The outlook for the S-92 could have been worse had Sikorsky not taken significant actions in recent years to reduce the cost of S-92 operation, such as reducing AOG turnaround time by two-thirds, implementing better forward stocking of parts, adding authorized service centers, increasing the intervals between major inspections, and adding real-time health usage and monitoring. Sikorsky also unveiled plans to offer significant upgrades for the S-92A beginning in 2023 in the form of the “A+” upgrade, which includes a menu of items such as a new and more robust main gearbox; an increased gross weight kit to 27,700 pounds; an uprated engine, the GE CT7-8A6, that offers better payload capability and high and hot performance and enables “seats full, full fuel” under most conditions; and Matrix advanced flight computing hardware and software. Matrix enables other new Sikorsky technology such as Rig Approach 2.0 and SuperSearch. For offshore missions, Rig Approach permits the helicopter to fly a mission profile to within a quarter-mile of the helideck on an oil rig.

And while the value of a 2015 S-92 dropped from $17 million to $11 million in the last six months of 2020, that is still almost double the price of a comparable Airbus Super Puma class (H225, EC-225, AS322), an aircraft trapped in a reputational rotorwash following a series of fatal crashes and a worldwide 2016 fleet grounding that lasted five months. 

Airbus’s own 2017 survey found that 62 percent of respondents would not fly the Supa Puma and the North Sea offshore oil workers union, Unite, gathered 10,000 signatures in support of permanently grounding the helicopter.

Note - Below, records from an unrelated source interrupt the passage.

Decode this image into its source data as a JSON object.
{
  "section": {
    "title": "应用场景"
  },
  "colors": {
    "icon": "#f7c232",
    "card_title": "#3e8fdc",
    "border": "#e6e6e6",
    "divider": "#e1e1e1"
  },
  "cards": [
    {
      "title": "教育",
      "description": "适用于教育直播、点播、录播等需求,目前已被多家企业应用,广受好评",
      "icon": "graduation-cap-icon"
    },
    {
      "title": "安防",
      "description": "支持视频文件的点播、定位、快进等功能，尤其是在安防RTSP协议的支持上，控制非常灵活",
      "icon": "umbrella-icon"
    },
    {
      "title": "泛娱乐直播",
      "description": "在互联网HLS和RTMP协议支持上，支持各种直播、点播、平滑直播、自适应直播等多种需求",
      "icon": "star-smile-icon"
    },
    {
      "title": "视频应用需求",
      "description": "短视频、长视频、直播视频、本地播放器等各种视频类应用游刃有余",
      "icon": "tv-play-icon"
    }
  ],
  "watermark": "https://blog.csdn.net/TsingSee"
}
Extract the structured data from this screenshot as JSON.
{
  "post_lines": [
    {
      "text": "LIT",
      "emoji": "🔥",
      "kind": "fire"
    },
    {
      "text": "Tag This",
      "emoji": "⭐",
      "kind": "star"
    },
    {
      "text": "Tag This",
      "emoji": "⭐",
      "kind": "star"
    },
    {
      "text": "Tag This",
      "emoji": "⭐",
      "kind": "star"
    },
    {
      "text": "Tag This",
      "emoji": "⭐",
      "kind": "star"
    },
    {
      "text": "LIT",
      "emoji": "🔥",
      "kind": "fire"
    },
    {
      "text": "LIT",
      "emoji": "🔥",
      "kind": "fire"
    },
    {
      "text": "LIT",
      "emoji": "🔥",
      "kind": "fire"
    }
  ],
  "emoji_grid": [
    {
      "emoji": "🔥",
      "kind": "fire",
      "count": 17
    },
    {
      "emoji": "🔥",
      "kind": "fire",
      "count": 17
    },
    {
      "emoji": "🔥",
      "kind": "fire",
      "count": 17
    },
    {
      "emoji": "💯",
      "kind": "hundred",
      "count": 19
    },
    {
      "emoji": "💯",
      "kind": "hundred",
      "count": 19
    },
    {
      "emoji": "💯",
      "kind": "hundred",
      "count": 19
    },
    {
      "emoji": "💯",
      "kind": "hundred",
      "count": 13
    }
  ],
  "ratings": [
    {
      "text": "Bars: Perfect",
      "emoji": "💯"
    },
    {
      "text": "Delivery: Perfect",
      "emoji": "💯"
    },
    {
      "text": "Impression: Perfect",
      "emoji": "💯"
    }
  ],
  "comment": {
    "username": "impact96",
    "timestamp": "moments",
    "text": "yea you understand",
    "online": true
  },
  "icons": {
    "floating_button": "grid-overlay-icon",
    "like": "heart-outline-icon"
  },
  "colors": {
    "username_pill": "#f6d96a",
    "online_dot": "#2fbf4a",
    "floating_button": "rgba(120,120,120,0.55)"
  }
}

Over the last several years, Airbus has settled a good chunk of the attendant civil litigation spawned from accidents, the grounding, and resultant and rapid depreciation. The company has also worked hard with banks, lessors, and operators to repurpose the aircraft from passenger missions into government contracts, and heavy lift and cargo operations. These efforts have met with some success. In February, leasing company Milestone announced a deal to place 11 H225s with Air Center Helicopters, Inc. (ACHI) to be used for U.S. government seaborne replenishment and transport contracts. In 2018, Airbus began deliveries of 21 repurposed H225s to the Ukrainian National Guard. 

The repurposing efforts appear to be breathing life into a model that was all but dead. The resale value of 2015 EC-22LP, which sold for $21.5 million new, had plunged to $3.5 million by the middle of 2020 but has since rebounded to $6.5 million. 

Still, despite these yeoman efforts to restore value to heavy twins, customers remain far from enthusiastic when it comes to acquiring new examples. Customers booked orders for just four new H225s last year, and Airbus shelved plans for a modern heavy twin, the X6, in 2018 after concluding the market was “not sustainable.” Sikorsky sales of new S-92s are likewise lackluster, but the company is continuing plans to offer its S-92B, a modernized derivative with improvements including larger cabin windows, beginning in 2025.